The White House has forcefully pushed back on Shokin’s claims.

"Years of independent reporting has found that Shokin was not investigating Burisma or Hunter Biden at the time," the White House told Fox News in a lengthy response to Shokin’s interview. 

The White House listed multiple reports, including one from The New York Times in 2019 that said the probe went "dormant" under Shokin. However, multiple reports, also from the Times, simultaneously suggest Shokin posed a real threat to Burisma, whether through a legitimate investigation or through abusing his office to extort its owners. 

"Among both Ukrainian and American officials, there is considerable debate about whether Mr. Shokin was intent on pursuing a legitimate inquiry into Burisma or whether he was merely using the threat of prosecution to solicit a bribe, as Mr. Zlochevsky’s defenders assert," The Times added in a 2019 report.

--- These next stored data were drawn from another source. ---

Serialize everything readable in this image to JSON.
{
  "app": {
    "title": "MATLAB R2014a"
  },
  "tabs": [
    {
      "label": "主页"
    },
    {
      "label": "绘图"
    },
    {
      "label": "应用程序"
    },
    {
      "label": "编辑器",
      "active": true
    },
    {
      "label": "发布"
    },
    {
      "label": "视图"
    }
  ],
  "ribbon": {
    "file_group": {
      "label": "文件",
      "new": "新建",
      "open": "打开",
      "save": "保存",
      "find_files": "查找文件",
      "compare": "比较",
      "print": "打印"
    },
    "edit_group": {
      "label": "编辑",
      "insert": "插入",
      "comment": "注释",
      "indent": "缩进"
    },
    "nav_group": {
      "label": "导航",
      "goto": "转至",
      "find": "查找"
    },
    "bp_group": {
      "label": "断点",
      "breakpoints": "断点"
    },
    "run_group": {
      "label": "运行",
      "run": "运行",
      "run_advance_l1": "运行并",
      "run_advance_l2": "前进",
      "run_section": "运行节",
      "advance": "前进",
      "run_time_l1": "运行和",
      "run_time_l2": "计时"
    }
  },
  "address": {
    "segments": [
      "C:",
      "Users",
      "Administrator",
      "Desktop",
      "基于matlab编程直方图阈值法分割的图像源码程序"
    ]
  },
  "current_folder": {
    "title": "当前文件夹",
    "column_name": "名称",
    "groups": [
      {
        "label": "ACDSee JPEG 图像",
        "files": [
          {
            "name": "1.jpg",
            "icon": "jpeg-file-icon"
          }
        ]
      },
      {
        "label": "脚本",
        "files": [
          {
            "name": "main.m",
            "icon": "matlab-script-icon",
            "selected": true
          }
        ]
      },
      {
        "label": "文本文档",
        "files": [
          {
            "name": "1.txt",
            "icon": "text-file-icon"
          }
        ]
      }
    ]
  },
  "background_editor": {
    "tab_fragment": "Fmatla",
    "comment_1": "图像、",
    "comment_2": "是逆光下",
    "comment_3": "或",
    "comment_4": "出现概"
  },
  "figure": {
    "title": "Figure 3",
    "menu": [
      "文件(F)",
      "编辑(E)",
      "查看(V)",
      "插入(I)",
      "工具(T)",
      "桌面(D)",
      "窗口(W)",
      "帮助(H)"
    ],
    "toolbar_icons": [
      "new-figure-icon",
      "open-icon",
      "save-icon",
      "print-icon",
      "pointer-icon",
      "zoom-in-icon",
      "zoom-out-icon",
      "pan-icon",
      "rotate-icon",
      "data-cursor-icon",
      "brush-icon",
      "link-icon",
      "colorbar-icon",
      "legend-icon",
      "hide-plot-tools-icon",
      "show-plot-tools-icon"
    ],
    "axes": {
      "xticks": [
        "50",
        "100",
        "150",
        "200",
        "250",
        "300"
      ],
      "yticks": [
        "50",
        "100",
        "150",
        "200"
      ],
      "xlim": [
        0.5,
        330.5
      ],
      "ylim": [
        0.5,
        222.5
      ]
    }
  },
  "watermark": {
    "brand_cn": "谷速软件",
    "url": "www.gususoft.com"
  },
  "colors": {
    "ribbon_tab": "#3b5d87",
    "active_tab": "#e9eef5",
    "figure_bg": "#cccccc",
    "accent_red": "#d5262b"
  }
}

"Mr. Zlochevsky’s allies were relieved by the dismissal of Mr. Shokin, the prosecutor whose ouster Mr. Biden had sought, according to people familiar with the situation," The Times reported. "Mr. Shokin was not aggressively pursuing investigations into Mr. Zlochevsky or Burisma. But the oligarch’s allies say Mr. Shokin was using the threat of prosecution to try to solicit bribes from Mr. Zlochevsky and his team, and that left the oligarch’s team leery of dealing with the prosecutor." 

The White House did not respond to Fox News Digital's request for comment.